Take, for example, the place where you spend at least 40 hours each week. Your workplace might not be as vegan-friendly as you'd like it to be. Without imposing your views on the unwilling, you can easily make swaps to create an animal-friendly work environment. And, as a bonus on top of your comfort and pride in your workplace, you might offhandedly spark an interest in coworkers who had never considered a vegan lifestyle before — the office is just the beginning.
Here are five ways to get started:
1. Start With a Question
You won't know where to begin if you don't ask questions. As a vegan, you already know that animal products linger in everyday items, like plastic trash bags and the sugar you used to spoon into your coffee. With research, you've found vegan-friendly alternatives or replaced particular products altogether. Your office probably hasn't done the same amount of homework.
So, don't be afraid to ask. Find out where the company's products come from and what they contain. If there's an on-site cafeteria, ask about how things are prepared — a seemingly safe option might just be non-vegan.
Once you know what's plant-based and what's not, you can formulate a better game plan. You can ask for labels, suggest alternatives or bring your own products to replace the ones you've deemed unsuitable. Even if your colleagues aren't vegan, you'll inspire everyone to use better options around the office.
2. Become a Planner
Every vegan has experienced the following — they'll go to a party or meet friends for dinner, only to realize that none of the food suits their beliefs. It's frustrating, but you can avoid it by taking part in planning your next work event.
Beforehand, try and figure out if anyone else in the office is a vegan, too. That way, you can leverage all of the animal-product-free people to get more vegan options on the menu. Of course, you can also step up at the next potluck and serve a killer vegan recipe. You never know — your pot full of mac-n-cashew-cheese could shock even the biggest dairy aficionado into action.
3. Incentivize It
Veganism isn't for everyone, but how will they know if they don't try? You can make an animal-friendly lifestyle a competition at work by organizing, say, a week- or month-long challenge to see who can stay true to the vegan diet. Have participants gather throughout the process to see how they're coping and how they're feeling — you know they're going to start glowing mid-cleanse, after all.

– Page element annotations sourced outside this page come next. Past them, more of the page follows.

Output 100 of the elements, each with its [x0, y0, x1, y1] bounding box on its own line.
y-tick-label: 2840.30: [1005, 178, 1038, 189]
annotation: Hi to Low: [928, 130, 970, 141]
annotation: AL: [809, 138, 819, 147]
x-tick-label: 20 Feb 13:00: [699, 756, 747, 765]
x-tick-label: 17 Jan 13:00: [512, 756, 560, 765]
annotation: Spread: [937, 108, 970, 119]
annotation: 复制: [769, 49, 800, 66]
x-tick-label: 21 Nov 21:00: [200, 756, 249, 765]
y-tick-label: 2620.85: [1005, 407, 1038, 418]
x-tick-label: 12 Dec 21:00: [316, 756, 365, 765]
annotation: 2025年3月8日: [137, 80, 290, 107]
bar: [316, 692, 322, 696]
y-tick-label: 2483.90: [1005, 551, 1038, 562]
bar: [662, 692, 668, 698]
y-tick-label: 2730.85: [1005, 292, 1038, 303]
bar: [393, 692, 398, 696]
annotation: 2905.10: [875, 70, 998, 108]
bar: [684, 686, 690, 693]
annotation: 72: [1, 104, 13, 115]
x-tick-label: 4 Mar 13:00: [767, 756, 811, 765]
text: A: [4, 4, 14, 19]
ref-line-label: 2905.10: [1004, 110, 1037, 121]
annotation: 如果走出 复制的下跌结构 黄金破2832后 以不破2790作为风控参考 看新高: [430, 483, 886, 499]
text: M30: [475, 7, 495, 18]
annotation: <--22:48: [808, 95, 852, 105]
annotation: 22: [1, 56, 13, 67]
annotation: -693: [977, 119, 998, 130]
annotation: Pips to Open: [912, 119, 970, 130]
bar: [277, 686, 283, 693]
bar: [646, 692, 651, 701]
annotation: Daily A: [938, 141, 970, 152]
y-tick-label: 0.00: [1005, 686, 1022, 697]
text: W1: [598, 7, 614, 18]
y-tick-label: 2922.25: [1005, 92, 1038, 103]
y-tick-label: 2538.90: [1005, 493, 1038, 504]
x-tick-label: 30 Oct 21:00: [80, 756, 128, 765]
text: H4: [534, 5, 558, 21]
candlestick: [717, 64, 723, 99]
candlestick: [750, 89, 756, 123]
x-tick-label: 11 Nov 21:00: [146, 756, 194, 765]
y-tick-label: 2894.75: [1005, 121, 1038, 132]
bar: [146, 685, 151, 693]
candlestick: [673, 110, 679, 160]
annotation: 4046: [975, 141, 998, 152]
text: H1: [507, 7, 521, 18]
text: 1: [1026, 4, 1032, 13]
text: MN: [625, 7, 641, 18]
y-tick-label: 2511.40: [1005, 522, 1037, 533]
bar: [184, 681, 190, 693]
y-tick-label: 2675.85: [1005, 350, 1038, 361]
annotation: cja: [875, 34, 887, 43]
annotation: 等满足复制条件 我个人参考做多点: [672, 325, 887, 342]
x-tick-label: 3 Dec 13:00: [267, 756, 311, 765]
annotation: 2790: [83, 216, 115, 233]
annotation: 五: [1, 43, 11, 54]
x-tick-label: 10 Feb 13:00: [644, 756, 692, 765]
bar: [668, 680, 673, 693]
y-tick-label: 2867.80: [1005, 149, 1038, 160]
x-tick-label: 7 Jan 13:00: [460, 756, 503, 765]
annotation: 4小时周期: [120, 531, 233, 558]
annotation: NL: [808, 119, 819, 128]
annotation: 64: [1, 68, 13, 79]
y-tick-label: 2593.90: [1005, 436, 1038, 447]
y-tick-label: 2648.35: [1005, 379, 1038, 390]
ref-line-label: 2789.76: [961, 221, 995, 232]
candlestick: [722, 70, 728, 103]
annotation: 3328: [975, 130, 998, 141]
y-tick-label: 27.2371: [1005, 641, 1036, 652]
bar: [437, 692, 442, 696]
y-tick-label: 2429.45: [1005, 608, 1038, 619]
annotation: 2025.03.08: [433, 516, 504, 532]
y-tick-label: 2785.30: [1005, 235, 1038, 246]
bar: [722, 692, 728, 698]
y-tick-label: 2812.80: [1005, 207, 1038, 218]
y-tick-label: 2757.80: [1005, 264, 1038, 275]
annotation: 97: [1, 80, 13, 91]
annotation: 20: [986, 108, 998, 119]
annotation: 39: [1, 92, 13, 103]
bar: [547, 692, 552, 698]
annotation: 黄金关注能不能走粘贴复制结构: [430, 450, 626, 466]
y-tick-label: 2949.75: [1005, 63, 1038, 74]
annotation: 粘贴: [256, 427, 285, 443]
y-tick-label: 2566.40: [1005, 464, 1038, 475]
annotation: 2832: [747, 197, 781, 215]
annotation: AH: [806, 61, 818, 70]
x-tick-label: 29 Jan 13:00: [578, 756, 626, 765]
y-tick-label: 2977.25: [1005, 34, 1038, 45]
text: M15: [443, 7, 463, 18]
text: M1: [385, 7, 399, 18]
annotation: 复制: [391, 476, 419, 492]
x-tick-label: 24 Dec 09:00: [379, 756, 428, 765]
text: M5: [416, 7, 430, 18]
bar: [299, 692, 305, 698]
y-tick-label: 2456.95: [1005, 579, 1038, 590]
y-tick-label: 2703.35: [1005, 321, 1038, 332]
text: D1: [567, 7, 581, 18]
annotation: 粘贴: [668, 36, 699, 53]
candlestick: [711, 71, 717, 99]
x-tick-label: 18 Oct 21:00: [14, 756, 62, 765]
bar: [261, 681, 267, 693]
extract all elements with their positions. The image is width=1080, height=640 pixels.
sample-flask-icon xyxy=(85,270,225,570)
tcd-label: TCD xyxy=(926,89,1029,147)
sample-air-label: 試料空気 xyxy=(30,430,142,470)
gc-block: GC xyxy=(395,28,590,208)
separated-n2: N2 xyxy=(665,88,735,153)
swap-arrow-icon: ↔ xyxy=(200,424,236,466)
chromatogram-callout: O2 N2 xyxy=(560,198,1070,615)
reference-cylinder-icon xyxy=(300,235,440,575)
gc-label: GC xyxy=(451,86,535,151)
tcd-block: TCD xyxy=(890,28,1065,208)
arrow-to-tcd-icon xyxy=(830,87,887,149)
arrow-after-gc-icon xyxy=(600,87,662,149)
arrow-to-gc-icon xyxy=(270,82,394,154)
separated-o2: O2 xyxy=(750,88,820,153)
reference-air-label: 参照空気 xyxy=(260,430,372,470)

If those feel-good vibes aren't enough to incentivize your office, try the Veg Pledge. Going meat-free this October — and pledging your intention online — will put you in the running for a $1,000 prize, courtesy of World Vegetarian Day. Even if your vegan challenge happens outside of this month, you can have participants chip in a few dollars to split amongst those who don't cheat for the entire 30-day process.
And, if you somehow need even more motivation, link your co-workers to reports that share the results of similar challenges. Colleagues have become healthier and happier through similar competitions, and you could be the mastermind behind such an awakening — how cool would that be?
4. Be Open to Others
As a vegan, you're already used to the inquisition. "Why did you decide to go vegan?" "Is it difficult?" "Don't you miss bacon?" These are the questions you get all the time, and you can expect more if you're going to be the face of your office's vegan-friendly changes.
But you shouldn't answer your colleagues' questions exasperatedly, no matter how many times you've responded to the same inquiries. That's because you might find yourself speaking to someone genuinely interested in your motives and goals — they might be considering adopting a similar philosophy. Your kind words and thoughtful insight could be the tipping point in their decision-making process.
5. Serve as an Example
Finally, keep in mind the fact that vegans sometimes get a bad rap. They talk too much about their lifestyles, they preach about animal cruelty, etc. You know these assumptions aren't correct, but don't tell your coworkers that — show them.
By standing as a model vegan citizen in front of your coworkers, you'll be the best advertisement for the lifestyle. Whether you're swapping out a few office supplies, planning group dinners or helping a colleague decide if animal friendliness is their calling, too, make yourself a resource. No matter what happens, you'll be an example of what vegans are really like and the good they can achieve. Spoiler alert: we can accomplish a lot.